The Jurors' Deliberation
Deliberations went on for five days, the longest in state history, as jurors circled around the same questions.
"It is a very difficult decision, and people saw it in diametrically opposed ways," said Leslie Boone, a juror.
Even if Huskey had dissociative identity disorder, said juror Carolyn Vaugn, "Could he control 'Kyle' coming out? … I didn't think they gave us enough evidence to make a good decision."
The jurors finally sent a note to the judge indicating that they could not reach a unanimous decision. Five of the 12 jurors voted that Huskey was guilty and sane, while four deemed him not guilty by reason of insanity. Three never really decided since it was clear the group would never agree.
Frustrated jurors told Primetime they felt that the system itself was the problem. They had only two choices for Huskey: guilty or not guilty by reason of insanity. They had no option, they said, of recognizing Huskey's illness while also holding him responsible for the crimes.
"He's guilty by reason of insanity," said Vaughn, "which only changes what happens to him afterward. It doesn't say he didn't do it."
Charlotte Trainer, another juror, agreed. "I really do feel that if we'd had that third option of guilty but insane, I feel very definitely that many of the jury would have gone with that."
But there were stories the jurors never heard.
A one-time prostitute told Primetime that Huskey almost killed her. Another former prostitute said that Huskey took her to the Knoxville Zoo, where he beat and raped her.
She said she was saved when a mail truck happened to pull up, and Huskey fled. She said she has no doubt it was Huskey, and that he never mentioned anyone named "Kyle."
"There's no other person in him," said another prostitute. "He's just a rotten, dirty, excuse my language, bastard! That's it."
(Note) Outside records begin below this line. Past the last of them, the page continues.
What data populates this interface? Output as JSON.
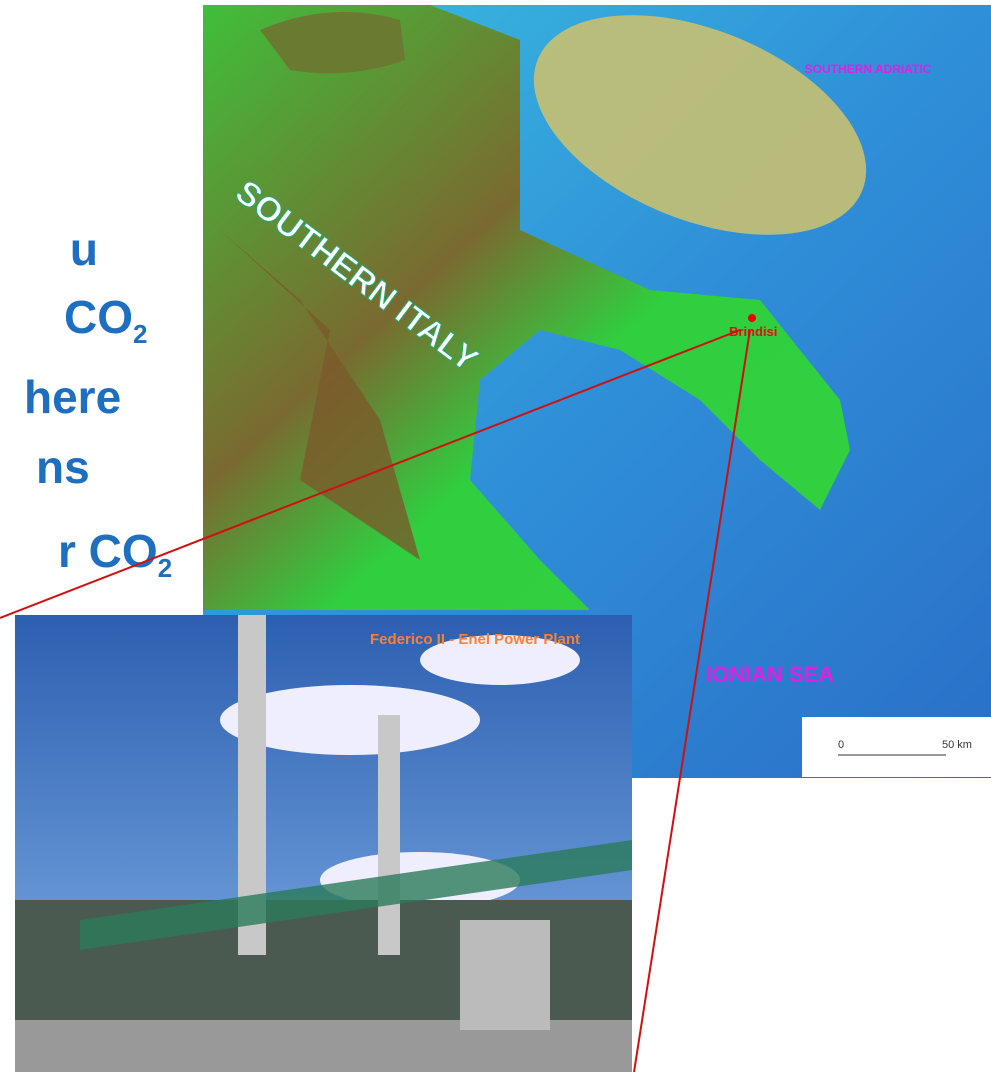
{
  "slide_text": {
    "lines": [
      {
        "text": "u"
      },
      {
        "text": "CO",
        "sub": "2"
      },
      {
        "text": "here"
      },
      {
        "text": "ns"
      },
      {
        "text": "r CO",
        "sub": "2"
      }
    ]
  },
  "map": {
    "region_label": "SOUTHERN ITALY",
    "adriatic_label": "SOUTHERN ADRIATIC",
    "ionian_label": "IONIAN SEA",
    "city_label": "Brindisi",
    "scale_start": "0",
    "scale_end": "50 km"
  },
  "photo": {
    "caption": "Federico II - Enel Power Plant"
  }
}
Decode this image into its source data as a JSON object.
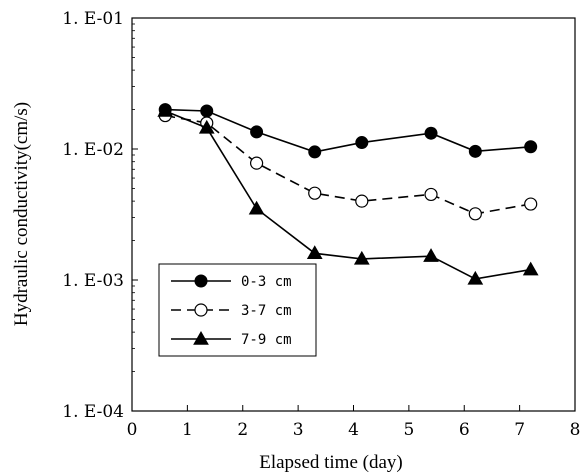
{
  "chart_data": {
    "type": "line",
    "xlabel": "Elapsed time (day)",
    "ylabel": "Hydraulic conductivity(cm/s)",
    "xlim": [
      0,
      8
    ],
    "ylim": [
      0.0001,
      0.1
    ],
    "yscale": "log",
    "x_ticks": [
      "0",
      "1",
      "2",
      "3",
      "4",
      "5",
      "6",
      "7",
      "8"
    ],
    "y_ticks": [
      {
        "value": 0.1,
        "label": "1. E-01"
      },
      {
        "value": 0.01,
        "label": "1. E-02"
      },
      {
        "value": 0.001,
        "label": "1. E-03"
      },
      {
        "value": 0.0001,
        "label": "1. E-04"
      }
    ],
    "grid": false,
    "legend_position": "lower-left",
    "series": [
      {
        "name": "0-3 cm",
        "marker": "filled-circle",
        "line": "solid",
        "x": [
          0.6,
          1.35,
          2.25,
          3.3,
          4.15,
          5.4,
          6.2,
          7.2
        ],
        "y": [
          0.02,
          0.0195,
          0.0135,
          0.0095,
          0.0112,
          0.0132,
          0.0096,
          0.0104
        ]
      },
      {
        "name": "3-7 cm",
        "marker": "open-circle",
        "line": "dashed",
        "x": [
          0.6,
          1.35,
          2.25,
          3.3,
          4.15,
          5.4,
          6.2,
          7.2
        ],
        "y": [
          0.018,
          0.0158,
          0.0078,
          0.0046,
          0.004,
          0.0045,
          0.0032,
          0.0038
        ]
      },
      {
        "name": "7-9 cm",
        "marker": "filled-triangle",
        "line": "solid",
        "x": [
          0.6,
          1.35,
          2.25,
          3.3,
          4.15,
          5.4,
          6.2,
          7.2
        ],
        "y": [
          0.0195,
          0.0145,
          0.0035,
          0.0016,
          0.00145,
          0.00152,
          0.00102,
          0.0012
        ]
      }
    ]
  }
}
The jurors also never heard that Huskey was previously tried for raping three other prostitutes: one more at the zoo, and the other on Cahaba Lane, where the bodies of the four slain women were later discovered. In Huskey's rape trial, there was never a mention of multiple personality disorder, and he was convicted.
"Knowing now what I know, I believe definitely that he was guilty and sane at the time he did it," said Trainer.
Huskey's lawyers said they wanted to introduce his multiple personality disorder in the rape trials, but the judge made it too difficult. Huskey is currently in prison on the rape convictions, which his lawyers are appealing.
As for the murder charges, Huskey will face another set of jurors in a retrial.